Why? Because tonight is the final debate ahead of the election: A straight head-to-head between Boris Johnson and Jeremy Corbyn.
“Basically Corbyn’s got one last shot,” observed one anonymous Tory staffer yesterday when speaking to Politico, “He has to change the narrative on Friday or he’s done.”
And this is definitely the case. As things currently stand, Labour still lag significantly behind the Conservatives and realistically the best the party party can hope for now is denying Johnson a majority. But the gap in the polls is such that, if things stay as they are, the Tory majority could be very comfortable indeed.
The debate is Corbyn’s last chance for a game-changing moment. If he can be seen to decisively win against his rival, maybe Corbyn could earn the viral momentum required to blunt the Tories. One of the reasons the Liberal Democrats performed so well in 2010 (picking up 62 seats) is partially down to then leader Nick Clegg’s performance in the debates: He was able to present himself as a fresh face, and by most accounts he “won”. Conversely, if he doesn’t do anything to change the dynamic, then he should probably start drafting his resignation speech for the morning of December 13th.

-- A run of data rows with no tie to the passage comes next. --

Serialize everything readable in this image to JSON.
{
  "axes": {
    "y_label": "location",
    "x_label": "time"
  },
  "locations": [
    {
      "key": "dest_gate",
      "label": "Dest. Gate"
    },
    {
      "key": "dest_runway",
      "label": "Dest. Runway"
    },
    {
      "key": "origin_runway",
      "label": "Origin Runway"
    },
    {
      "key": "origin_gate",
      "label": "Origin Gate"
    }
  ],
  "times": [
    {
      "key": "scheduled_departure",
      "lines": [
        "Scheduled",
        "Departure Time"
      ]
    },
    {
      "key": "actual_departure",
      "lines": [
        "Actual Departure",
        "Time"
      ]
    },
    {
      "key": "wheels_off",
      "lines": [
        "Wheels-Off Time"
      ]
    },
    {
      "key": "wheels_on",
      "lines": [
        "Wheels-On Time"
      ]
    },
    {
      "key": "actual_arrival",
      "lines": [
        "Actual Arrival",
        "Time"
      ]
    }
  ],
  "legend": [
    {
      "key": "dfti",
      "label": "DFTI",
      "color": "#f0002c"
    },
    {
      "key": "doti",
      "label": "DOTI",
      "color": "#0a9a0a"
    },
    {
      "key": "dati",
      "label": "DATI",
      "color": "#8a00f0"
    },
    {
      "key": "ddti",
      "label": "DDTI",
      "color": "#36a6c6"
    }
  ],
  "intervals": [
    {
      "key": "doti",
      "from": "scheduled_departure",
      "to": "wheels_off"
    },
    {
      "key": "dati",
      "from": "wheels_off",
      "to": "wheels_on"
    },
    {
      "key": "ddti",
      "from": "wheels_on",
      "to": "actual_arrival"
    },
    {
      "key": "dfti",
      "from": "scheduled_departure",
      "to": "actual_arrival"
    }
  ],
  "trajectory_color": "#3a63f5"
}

In a sense, it is slightly odd that tomorrow’s debate is happening at all. Leader debates are new to British politics, so the norm has not quite embedded. In 2015 and 2017, we saw politicians shift the format around to suit their interests: In 2015, David Cameron refused to debate Ed Miliband one-on-one, and only took part in a debate with the six other party leaders, to avoid giving Ed equal stature to that of the Prime Minister. In 2017, there were no direct head to head debates between Theresa May and Jeremy Corbyn – the best the broadcasters could manage were back-to-back interviews.
Crucially, in 2010, the only reason the debates were able to happen at all is because Labour and the Tories were roughly level in the polls – and so it was within the interests of both sides to look for a breakout moment.
And this is why it is so curious that Boris Johnson agreed for two debates up front with Jeremy Corbyn. Johnson has such a commanding poll lead that all the debate does is roll the dice when they do not need to be rolled. The best case scenario for Johnson tomorrow night is that he retains what he already has. And the worst case scenario? He might just debate himself out of office.